Gillian attained an Honours Bachelor of Arts degree in English Literature from Queen’s University in 2011, receiving the Roscoe R. Miller Award and the Arts 1915 Price for academic excellence. She received her Juris Doctor from Western University in 2014 and was placed on the Dean’s Honour List.

Prior to joining Bogoroch & Associates LLP, Gillian articled at a full-service firm in London, and was called to the Bar in 2015. She has been published in The Advocates’ Journal and participated in the Gale Cup Moot, and is a member of the Canadian Bar Association, The Advocates’ Society, and the Ontario Trial Lawyers Association.

16-002782/AABS v. Aviva Canada Insurance, 2018 CanLII 39370 (ON LAT)

This decision reinforces that the Licence Appeal Tribunal will not award costs except in cases of frivolous, vexatious or bad faith conduct. In particular, the Tribunal held that the threshold for awarding costs is high and cost awards are not meant to compensate the parties for the cost of their involvement in claims.

Felix v. Omar, 2018 ONSC 3286 (CanLII)

On the defendant’s motion to compel answers to questions refused at discovery, questions regarding the possible criminal involvement, education and employment of plaintiff’s younger sibling were held to be not relevant, probative, necessary or proportionate to the issues in the action

Isaac Estate v. Matuszynska, 2018 ONCA 177 (CanLII)

The standard of care applicable for drivers in emergency situations is not a standard of perfection. The doctrine of emergency will be applied where the harm is “imminent and unforeseen”.

Patterson v. Peladeau, 2018 ONSC 2625 (CanLII)*

In dismissing a motion for a mistrial based on the jury conducting internet research, the court held that mistrials should be granted only as a last resort and the corrective charge was sufficient to ensure a fair trial.

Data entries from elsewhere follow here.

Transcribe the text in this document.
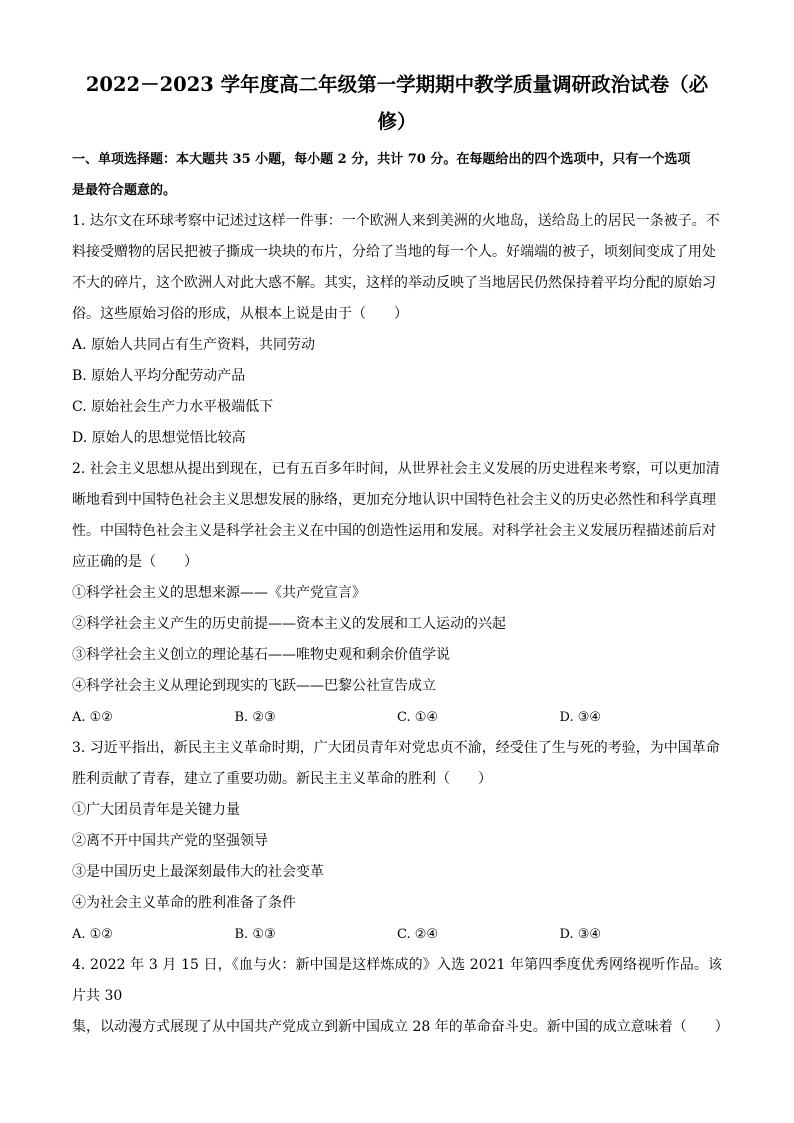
2022－2023 学年度高二年级第一学期期中教学质量调研政治试卷（必
修）
一、单项选择题：本大题共 35 小题，每小题 2 分，共计 70 分。在每题给出的四个选项中，只有一个选项
是最符合题意的。

1. 达尔文在环球考察中记述过这样一件事：一个欧洲人来到美洲的火地岛，送给岛上的居民一条被子。不

料接受赠物的居民把被子撕成一块块的布片，分给了当地的每一个人。好端端的被子，顷刻间变成了用处

不大的碎片，这个欧洲人对此大惑不解。其实，这样的举动反映了当地居民仍然保持着平均分配的原始习

俗。这些原始习俗的形成，从根本上说是由于（　　）

A. 原始人共同占有生产资料，共同劳动

B. 原始人平均分配劳动产品

C. 原始社会生产力水平极端低下

D. 原始人的思想觉悟比较高

2. 社会主义思想从提出到现在，已有五百多年时间，从世界社会主义发展的历史进程来考察，可以更加清

晰地看到中国特色社会主义思想发展的脉络，更加充分地认识中国特色社会主义的历史必然性和科学真理

性。中国特色社会主义是科学社会主义在中国的创造性运用和发展。对科学社会主义发展历程描述前后对

应正确的是（　　）

①科学社会主义的思想来源——《共产党宣言》

②科学社会主义产生的历史前提——资本主义的发展和工人运动的兴起

③科学社会主义创立的理论基石——唯物史观和剩余价值学说

④科学社会主义从理论到现实的飞跃——巴黎公社宣告成立

A. ①②	B. ②③	C. ①④	D. ③④

3. 习近平指出，新民主主义革命时期，广大团员青年对党忠贞不渝，经受住了生与死的考验，为中国革命

胜利贡献了青春，建立了重要功勋。新民主主义革命的胜利（　　）

①广大团员青年是关键力量

②离不开中国共产党的坚强领导

③是中国历史上最深刻最伟大的社会变革

④为社会主义革命的胜利准备了条件

A. ①②	B. ①③	C. ②④	D. ③④

4. 2022 年 3 月 15 日，《血与火：新中国是这样炼成的》入选 2021 年第四季度优秀网络视听作品。该片共 30

集，以动漫方式展现了从中国共产党成立到新中国成立 28 年的革命奋斗史。新中国的成立意味着（　　）
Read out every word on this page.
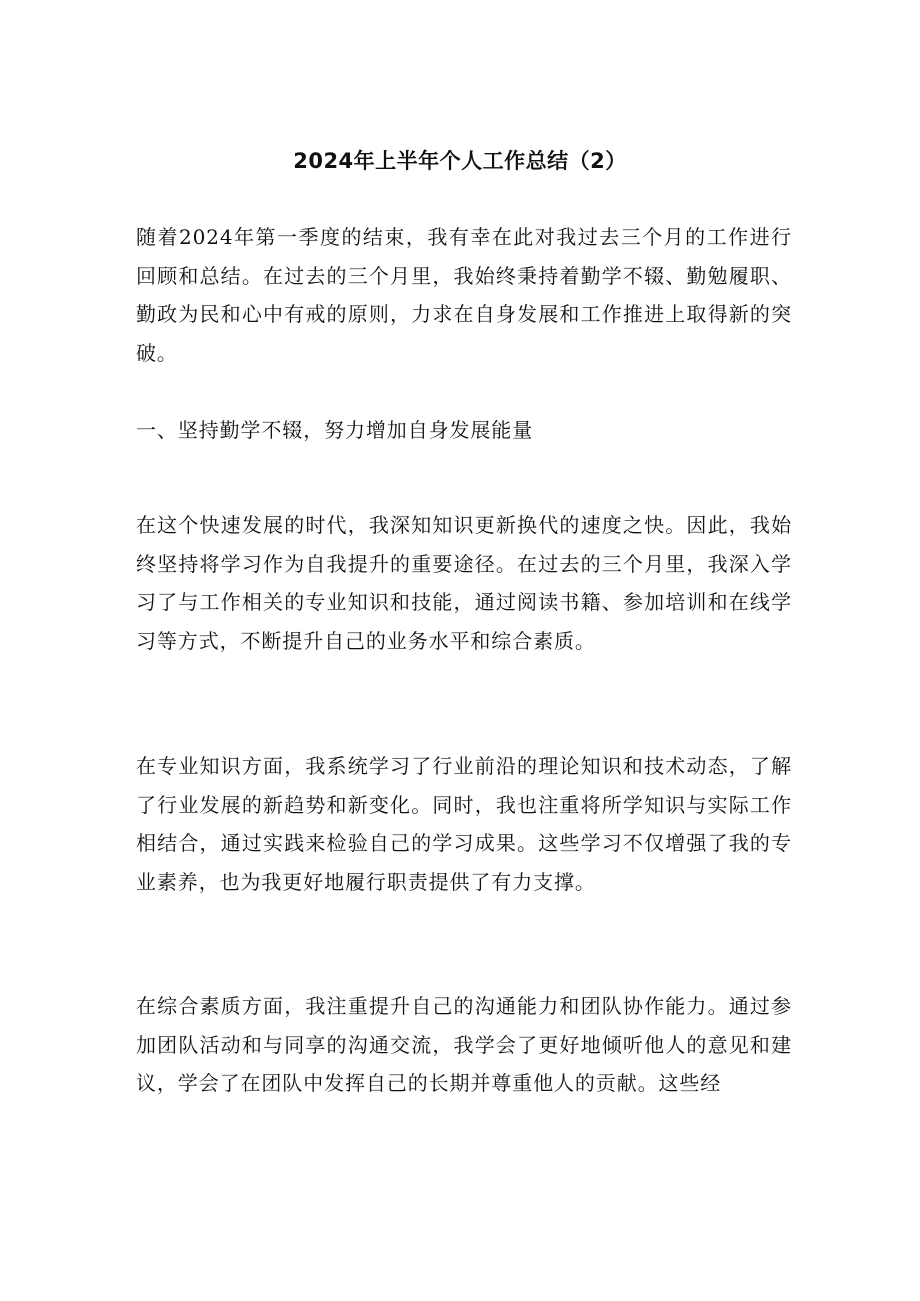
2024年上半年个人工作总结（2）

随着2024年第一季度的结束，我有幸在此对我过去三个月的工作进行回顾和总结。在过去的三个月里，我始终秉持着勤学不辍、勤勉履职、勤政为民和心中有戒的原则，力求在自身发展和工作推进上取得新的突破。

一、坚持勤学不辍，努力增加自身发展能量

在这个快速发展的时代，我深知知识更新换代的速度之快。因此，我始终坚持将学习作为自我提升的重要途径。在过去的三个月里，我深入学习了与工作相关的专业知识和技能，通过阅读书籍、参加培训和在线学习等方式，不断提升自己的业务水平和综合素质。

在专业知识方面，我系统学习了行业前沿的理论知识和技术动态，了解了行业发展的新趋势和新变化。同时，我也注重将所学知识与实际工作相结合，通过实践来检验自己的学习成果。这些学习不仅增强了我的专业素养，也为我更好地履行职责提供了有力支撑。

在综合素质方面，我注重提升自己的沟通能力和团队协作能力。通过参加团队活动和与同享的沟通交流，我学会了更好地倾听他人的意见和建议，学会了在团队中发挥自己的长期并尊重他人的贡献。这些经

Shaw v. Barber, 2017 ONSC 2155 (CanLII)

The limitation period does not begin to run when the Office of the Public Guardian and Trustee becomes a mentally incapable person’s statutory guardian of property. The limitation period begins to run when the guardian of property has determined that there is a basis for exercising their authority as litigation guardian and thereby becomes the mentally incapable person’s litigation guardian.